Real estate transactions, which the government defines as both property sales, mortgages generated and “other” related deals, generated AED132 billion (US$35.9 billion), according to data released this week from the Dubai Land Department. The emirate also recorded a 26% increase in total transactions compared to the first half of last year, rising to 35,571.
Local economic conditions have squeezed Dubai’s real estate market in recent years, as plummeting oil prices put a strain on the purse strings of the region’s wealthy.
The biggest neighborhoods for real estate activity by dirhams spent were the posh, man-made island Palm Jumeirah, which generated AED9.5 billion (US$2.6 billion), the downtown Business Bay, which generated AED6.5billion (US$1.8 billion), and the iconic Burj Khalifa and Dubai Marina neighborhoods, which generated AED5.8 billion (US$1.6 billion) each.
The new data from the Land Department underscored what local industry experts have said over the past few months: That the market is beginning to turn around.
“Despite global economic pressures, Dubai has once again reaffirmed its leadership of regional markets and driven renewed growth in the region,” said Sultan Butti bin Mejren, director general of the Dubai Land Department.
“Our report for the first half of this year bears promising results for professionals in the real estate sector,” he said.

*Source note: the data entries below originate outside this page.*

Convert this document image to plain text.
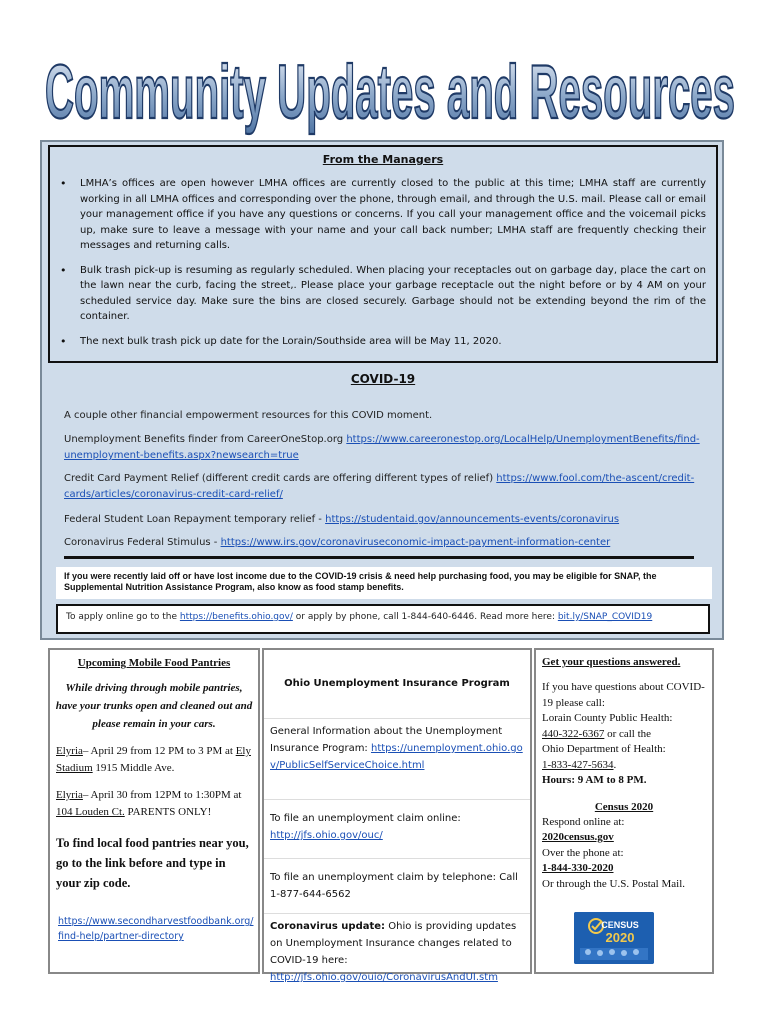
Community Updates and Resources
From the Managers
• LMHA’s offices are open however LMHA offices are currently closed to the public at this time; LMHA staff are currently working in all LMHA offices and corresponding over the phone, through email, and through the U.S. mail. Please call or email your management office if you have any questions or concerns. If you call your management office and the voicemail picks up, make sure to leave a message with your name and your call back number; LMHA staff are frequently checking their messages and returning calls.
• Bulk trash pick-up is resuming as regularly scheduled. When placing your receptacles out on garbage day, place the cart on the lawn near the curb, facing the street,. Please place your garbage receptacle out the night before or by 4 AM on your scheduled service day. Make sure the bins are closed securely. Garbage should not be extending beyond the rim of the container.
• The next bulk trash pick up date for the Lorain/Southside area will be May 11, 2020.
COVID-19
A couple other financial empowerment resources for this COVID moment.
Unemployment Benefits finder from CareerOneStop.org https://www.careeronestop.org/LocalHelp/UnemploymentBenefits/find-unemployment-benefits.aspx?newsearch=true
Credit Card Payment Relief (different credit cards are offering different types of relief) https://www.fool.com/the-ascent/credit-cards/articles/coronavirus-credit-card-relief/
Federal Student Loan Repayment temporary relief - https://studentaid.gov/announcements-events/coronavirus
Coronavirus Federal Stimulus - https://www.irs.gov/coronaviruseconomic-impact-payment-information-center
If you were recently laid off or have lost income due to the COVID-19 crisis & need help purchasing food, you may be eligible for SNAP, the Supplemental Nutrition Assistance Program, also know as food stamp benefits.
To apply online go to the https://benefits.ohio.gov/ or apply by phone, call 1-844-640-6446. Read more here: bit.ly/SNAP_COVID19
Upcoming Mobile Food Pantries
While driving through mobile pantries, have your trunks open and cleaned out and please remain in your cars.
Elyria– April 29 from 12 PM to 3 PM at Ely Stadium 1915 Middle Ave.
Elyria– April 30 from 12PM to 1:30PM at 104 Louden Ct. PARENTS ONLY!
To find local food pantries near you, go to the link before and type in your zip code.
https://www.secondharvestfoodbank.org/find-help/partner-directory
Ohio Unemployment Insurance Program
General Information about the Unemployment Insurance Program: https://unemployment.ohio.gov/PublicSelfServiceChoice.html
To file an unemployment claim online:
http://jfs.ohio.gov/ouc/
To file an unemployment claim by telephone: Call 1-877-644-6562
Coronavirus update: Ohio is providing updates on Unemployment Insurance changes related to COVID-19 here:
http://jfs.ohio.gov/ouio/CoronavirusAndUI.stm
Get your questions answered.
If you have questions about COVID-19 please call:
Lorain County Public Health:
440-322-6367 or call the
Ohio Department of Health:
1-833-427-5634.
Hours: 9 AM to 8 PM.
Census 2020
Respond online at:
2020census.gov
Over the phone at:
1-844-330-2020
Or through the U.S. Postal Mail.
CENSUS
2020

Dubai, an emirate of about 2.8 million people, has a population comprised mostly of foreign nationals. Local Emiratis make up less than a fourth of its residents.
Still, local Emiratis drove the real estate sector, accounting for the largest share of transactions totaling AED15 billion (US$4.1 billion) in the first half of the year. Saudi nationals were the second largest contributors to the real estate sector, spending roughly AED4 billion (US$1.1 billion) in Dubai.
Foreign investors spent 34% more this year than in the first six months of 2016. Most foreign investment came from Indian, Pakistani, British, Chinese and Canadian nationals, who together generated a total of AED28.6 billion (US$7.8 billion).